If done well, cast metal can be plenty strong, but in general, forged is always stronger. I've seen cheap or badly cast metal crack. So in addition to the points the fanz made, a forged carbon steel pan will take A LOT of abuse.


----------



## Ring909

Notaskinnychef said:


> Hoping to find one somewhere in Canada that isn't uber money as I'd love to buy now that my every day nonstick one is on its last legs.
> 
> Just gotta find a decent retailer lol



If you have a William Sonoma near by, they're clearing out the De Buyer mineral B's at half price because they're no longer going to carry them in Canada.


----------



## Justin0505

So theyre still what? $50? 
If i want to over pay for yuppie kitchen gear, I'll go to SLT with their awesone service and return policy. F WS.


----------



## Justin0505

Double post


----------



## Notaskinnychef

I know this is bumping an old thread, but the De Buyer mineral pans are on sale 50% off from both futureshop and bestbuy online. While there are a number of locations that sell these in the US, amazingly enough these two retailers are the cheapest retailers in canada, plus they have free shipping too. 

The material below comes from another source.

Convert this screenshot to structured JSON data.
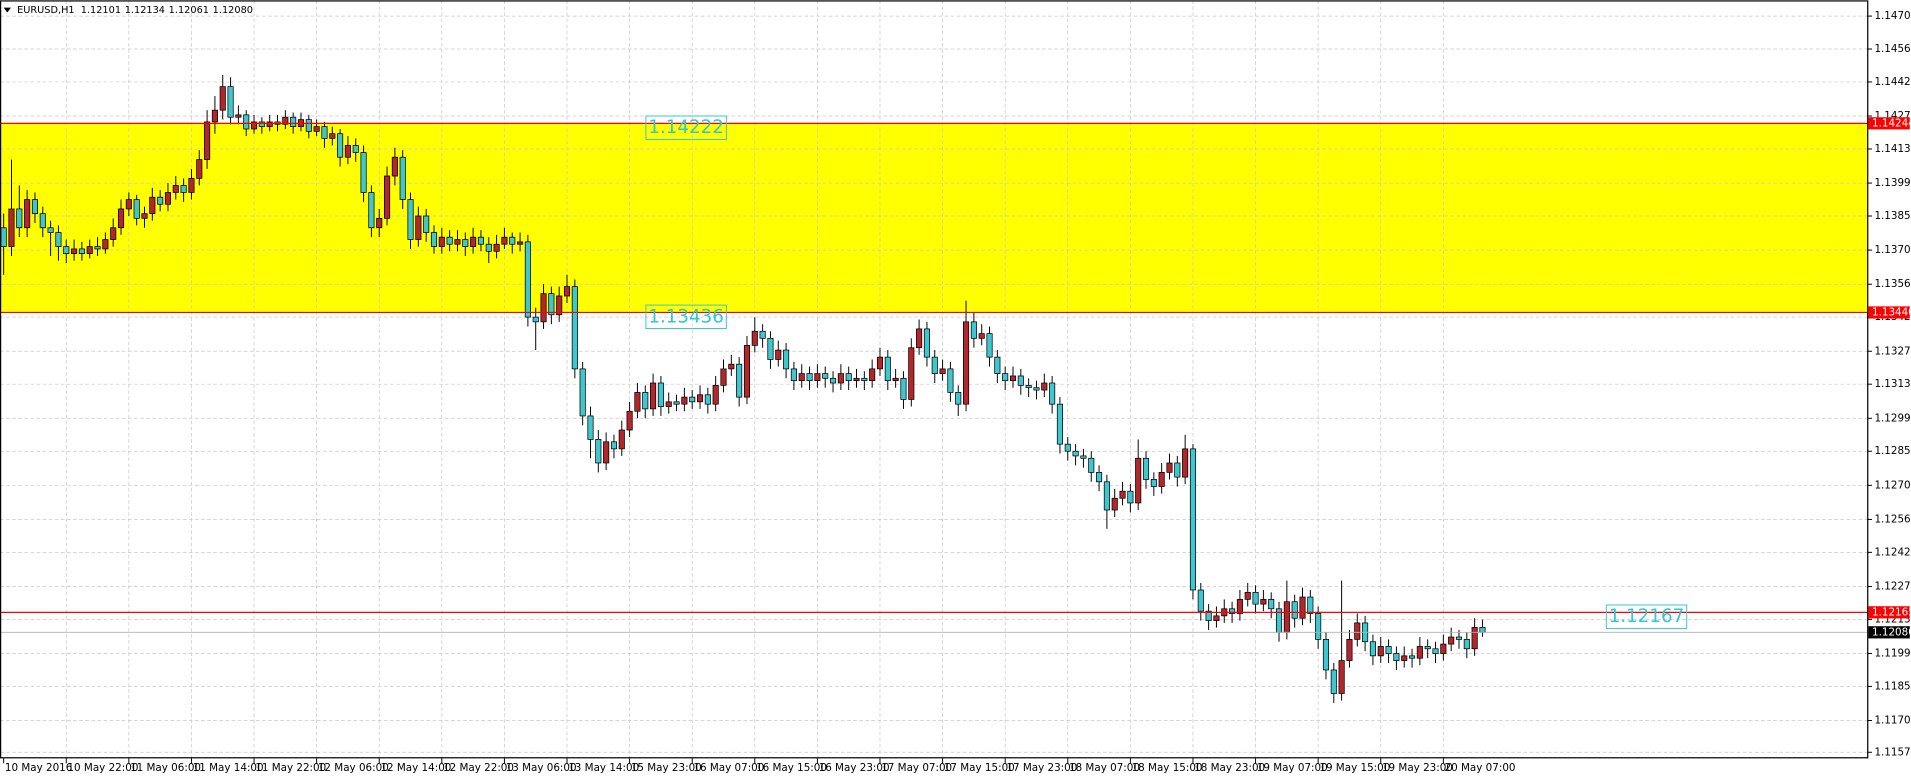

42.49 for the 12.5 incher: http://www.futureshop.ca/en-CA/prod...245b0961e329454b9aae845en02&SearchPageIndex=1


----------



## Mucho Bocho

WOW They have the whole line on sale. sucks for me cause I already have the 8,10,12,14 and 12 crepe. Theyre wonderful pans.


----------



## shankster

Notaskinnychef said:


> I know this is bumping an old thread, but the De Buyer mineral pans are on sale 50% off from both futureshop and bestbuy online. While there are a number of locations that sell these in the US, amazingly enough these two retailers are the cheapest retailers in canada, plus they have free shipping too.
> 
> 42.49 for the 12.5 incher: http://www.futureshop.ca/en-CA/prod...245b0961e329454b9aae845en02&SearchPageIndex=1



Amazing price for these pans! If I didn't already have 2 of them(I have the carbone plus series not the mineral B) I'd jump on this deal real quick.


----------



## Talim

Do they ship to the US?


----------